Mardi 15 mars 2011, le sociologue Antonio Casilli, auteur de Les liaisons numériques. Vers une nouvelle sociabilité ? (Seuil), a été l’invité de la Gaîté Lyrique de Paris pour une conférence dans le cadre du cycle “Technologies au quotidien” : le regard du chercheur et celui des artistes Ricardo Nascimento et Ebru Kurbak s’est porté sur le rôle des nouvelles interfaces entre le corps et son environnement quotidien. La journaliste Marie Lechner (Ecrans/Libération) a introduit la conférence en contextualisant la thématique de la soirée : les espaces visibles sont traversés par des flux invisibles d’information.
Les slides de la présentation d’Antonio Casilli sont désormais consultables en ligne.
Nous habitons aujourd’hui un espace double – matériel et cognitif. Désormais, pour presque deux milliards d’individus, nouer des amitiés, développer des relations professionnelles ou encore constituer un couple passe par Internet. Au fur et à mesure que les usages informatiques se démocratisent, la peur des risques de rupture du lien social associés à ces technologies cède progressivement le pas à une perspective qui met en évidence les potentialités « socialisantes » des technologies numériques. Il y a un Internet d’information, où l’on recherche les meilleurs prix pour les billets de train, où l’on vérifie les horaires des séances au cinéma. Mais il y aussi un Internet de communication. C’est l’espace où l’on échange des mails, on parle avec ses amis par clavier interposé, on partage de la musique et des photos avec des inconnus. Et cette communication est, justement, un fait social nouveau, une forme de coexistence assistée par les ordinateurs qui demande un regard nouveau de la part des artistes, des chercheurs et des décideurs politiques.
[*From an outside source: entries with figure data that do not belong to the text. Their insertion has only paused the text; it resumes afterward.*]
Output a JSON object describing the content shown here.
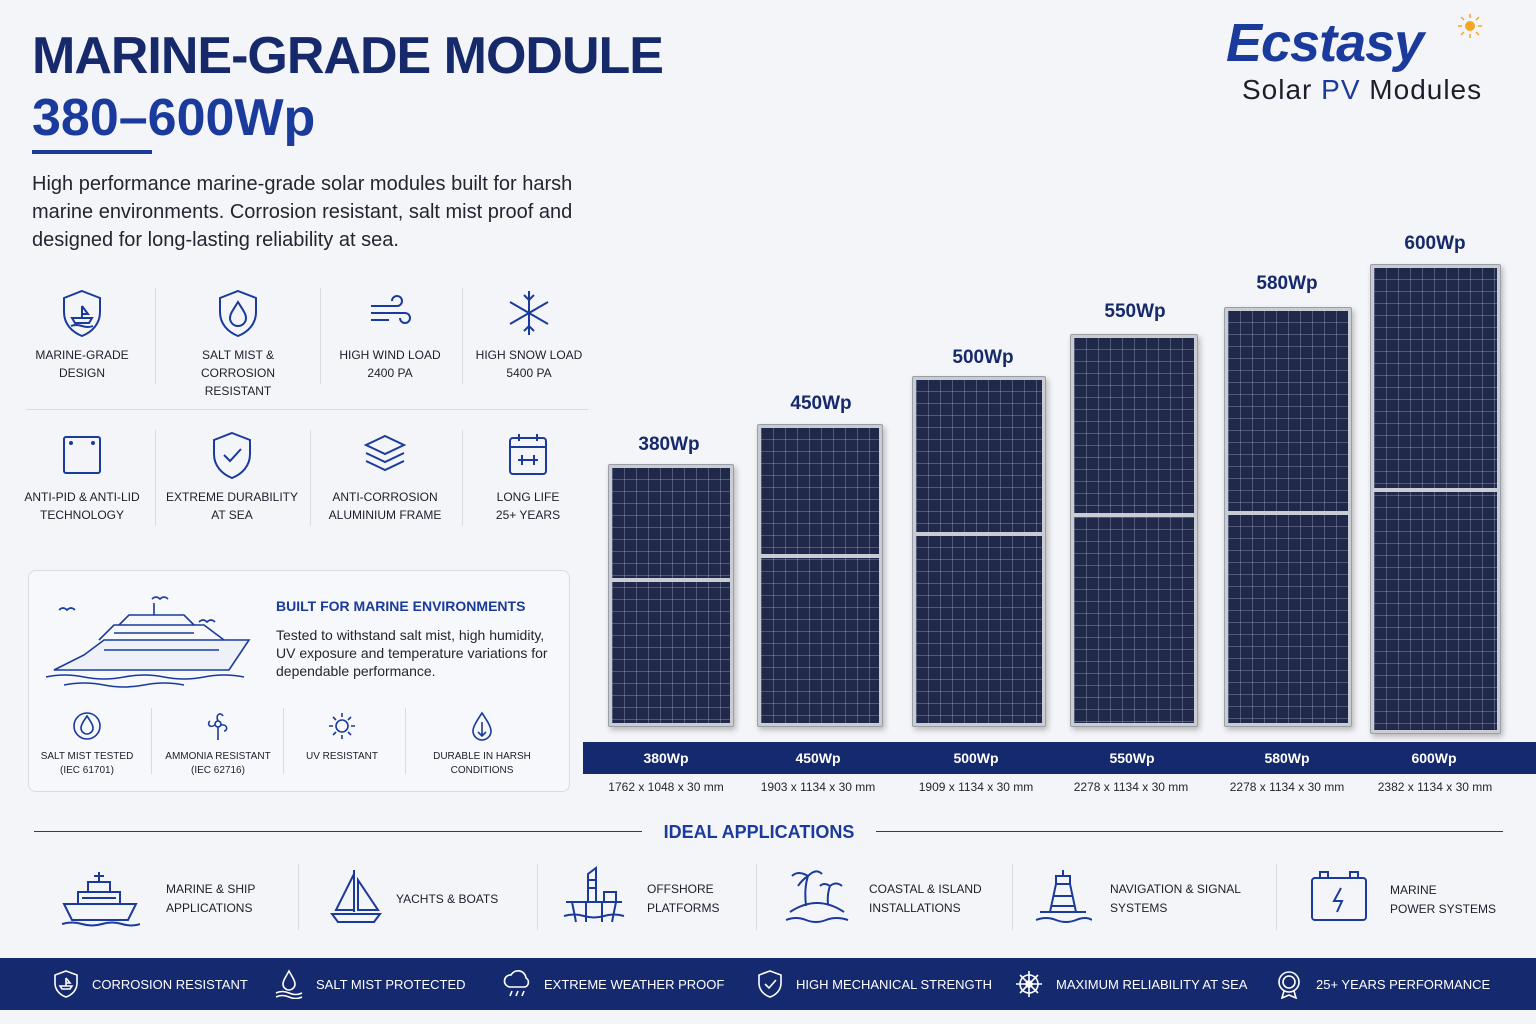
{
  "header": {
    "title_line1": "MARINE-GRADE MODULE",
    "title_line2": "380–600Wp",
    "description": "High performance marine-grade solar modules built for harsh marine environments. Corrosion resistant, salt mist proof and designed for long-lasting reliability at sea."
  },
  "logo": {
    "brand": "Ecstasy",
    "sub_pre": "Solar ",
    "sub_pv": "PV",
    "sub_post": " Modules"
  },
  "features_row1": [
    {
      "icon": "shield-boat-icon",
      "label": "MARINE-GRADE DESIGN"
    },
    {
      "icon": "shield-drop-icon",
      "label": "SALT MIST & CORROSION RESISTANT"
    },
    {
      "icon": "wind-icon",
      "line1": "HIGH WIND LOAD",
      "line2": "2400 Pa"
    },
    {
      "icon": "snowflake-icon",
      "line1": "HIGH SNOW LOAD",
      "line2": "5400 Pa"
    }
  ],
  "features_row2": [
    {
      "icon": "module-icon",
      "label": "ANTI-PID & ANTI-LID TECHNOLOGY"
    },
    {
      "icon": "shield-check-icon",
      "label": "EXTREME DURABILITY AT SEA"
    },
    {
      "icon": "layers-icon",
      "label": "ANTI-CORROSION ALUMINIUM FRAME"
    },
    {
      "icon": "calendar-icon",
      "line1": "LONG LIFE",
      "line2": "25+ YEARS"
    }
  ],
  "marine": {
    "title": "BUILT FOR MARINE ENVIRONMENTS",
    "text": "Tested to withstand salt mist, high humidity, UV exposure and temperature variations for dependable performance.",
    "features": [
      {
        "icon": "drop-icon",
        "line1": "SALT MIST TESTED",
        "line2": "(IEC 61701)"
      },
      {
        "icon": "fan-icon",
        "line1": "AMMONIA RESISTANT",
        "line2": "(IEC 62716)"
      },
      {
        "icon": "sun-icon",
        "line1": "UV RESISTANT",
        "line2": ""
      },
      {
        "icon": "drop-outline-icon",
        "line1": "DURABLE IN HARSH",
        "line2": "CONDITIONS"
      }
    ]
  },
  "panels": [
    {
      "label": "380Wp",
      "dims": "1762 x 1048 x 30 mm"
    },
    {
      "label": "450Wp",
      "dims": "1903 x 1134 x 30 mm"
    },
    {
      "label": "500Wp",
      "dims": "1909 x 1134 x 30 mm"
    },
    {
      "label": "550Wp",
      "dims": "2278 x 1134 x 30 mm"
    },
    {
      "label": "580Wp",
      "dims": "2278 x 1134 x 30 mm"
    },
    {
      "label": "600Wp",
      "dims": "2382 x 1134 x 30 mm"
    }
  ],
  "applications": {
    "title": "IDEAL APPLICATIONS",
    "items": [
      {
        "icon": "ship-icon",
        "line1": "MARINE & SHIP",
        "line2": "APPLICATIONS"
      },
      {
        "icon": "sailboat-icon",
        "line1": "YACHTS & BOATS",
        "line2": ""
      },
      {
        "icon": "oil-platform-icon",
        "line1": "OFFSHORE",
        "line2": "PLATFORMS"
      },
      {
        "icon": "palm-island-icon",
        "line1": "COASTAL & ISLAND",
        "line2": "INSTALLATIONS"
      },
      {
        "icon": "buoy-icon",
        "line1": "NAVIGATION & SIGNAL",
        "line2": "SYSTEMS"
      },
      {
        "icon": "battery-icon",
        "line1": "MARINE",
        "line2": "POWER SYSTEMS"
      }
    ]
  },
  "bottom_bar": [
    {
      "icon": "shield-boat-icon",
      "label": "CORROSION RESISTANT"
    },
    {
      "icon": "drop-waves-icon",
      "label": "SALT MIST PROTECTED"
    },
    {
      "icon": "cloud-rain-icon",
      "label": "EXTREME WEATHER PROOF"
    },
    {
      "icon": "shield-check-icon",
      "label": "HIGH MECHANICAL STRENGTH"
    },
    {
      "icon": "ship-wheel-icon",
      "label": "MAXIMUM RELIABILITY AT SEA"
    },
    {
      "icon": "badge-icon",
      "label": "25+ YEARS PERFORMANCE"
    }
  ],
  "colors": {
    "navy": "#15296e",
    "accent_blue": "#1a3a9c",
    "background": "#f4f5f8"
  }
}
L’idée qu’Internet et ses technologies soeurs soient des outils froids, éloignés de l’expérience humaine est fausse. Internet est une technologie de la chaleur humaine. Les réseaux sociaux actuels traversent notre quotidien, les ordinateurs meublent nos maison, les smartphone collent à notre corps. Notre machinerie, pour reprendre les propos de Bruce Sterling, est presque arrivée “sous la peau”.
La miniaturisation des ordinateurs (initiée dans le deuxième après guerre) a engendré une reterritorialisation de ceux-ci, leur permettant petit à petit d’intégrer l’espace domestique. Le premier changement que cette miniaturisation a impliqué est donc celui de l’espace physique. L’agencement des pièces, des meubles, des chambres change avec l’arrivée de ce nouvel appareil électroménager qu’il faut installer, comme on a installé avant lui la radio ou la télévision. Mais il n’y a pas que l’espace domestique qui est bouleversé par l’arrivée de cet équipement : l’espace technologique de la maison l’est aussi avec l’arrivée d’un équipement dont le contenu technologique est par définition plus important que les autres, puisqu’il permet de tout faire (jouer de la musique, regarder des films, jouer, communiquer…). Enfin, ils ont également reconfiguré l’espace social. Pour les “enfants de l’ordinateur” des années 80, l’ordinateur a été l’occasion de s’autonomiser ou de resituer le rôle qu’ils avaient au sein de la famille. Il va de même pour la Génération Y d’aujourd’hui – les utilisateurs de Facebook et des autres médias sociaux.Rien de plus éloigné du mythe du cyberespace, colporté par nombre de théoricien du Web, passés et présents : connecté en ligne, tout internaute serait-il aspiré dans une « réalité virtuelle » ? Suite à la banalisation des bornes wi-fi et des interfaces informatiques, les usagers d’aujourd’hui se branchent à Internet comme ils se brancheraient à une prise électrique. Il devient alors clair que continuer à penser au Web comme à un espace transcendant par rapport à notre réel est une erreur d’évaluation lourde de conséquences théoriques et politiques.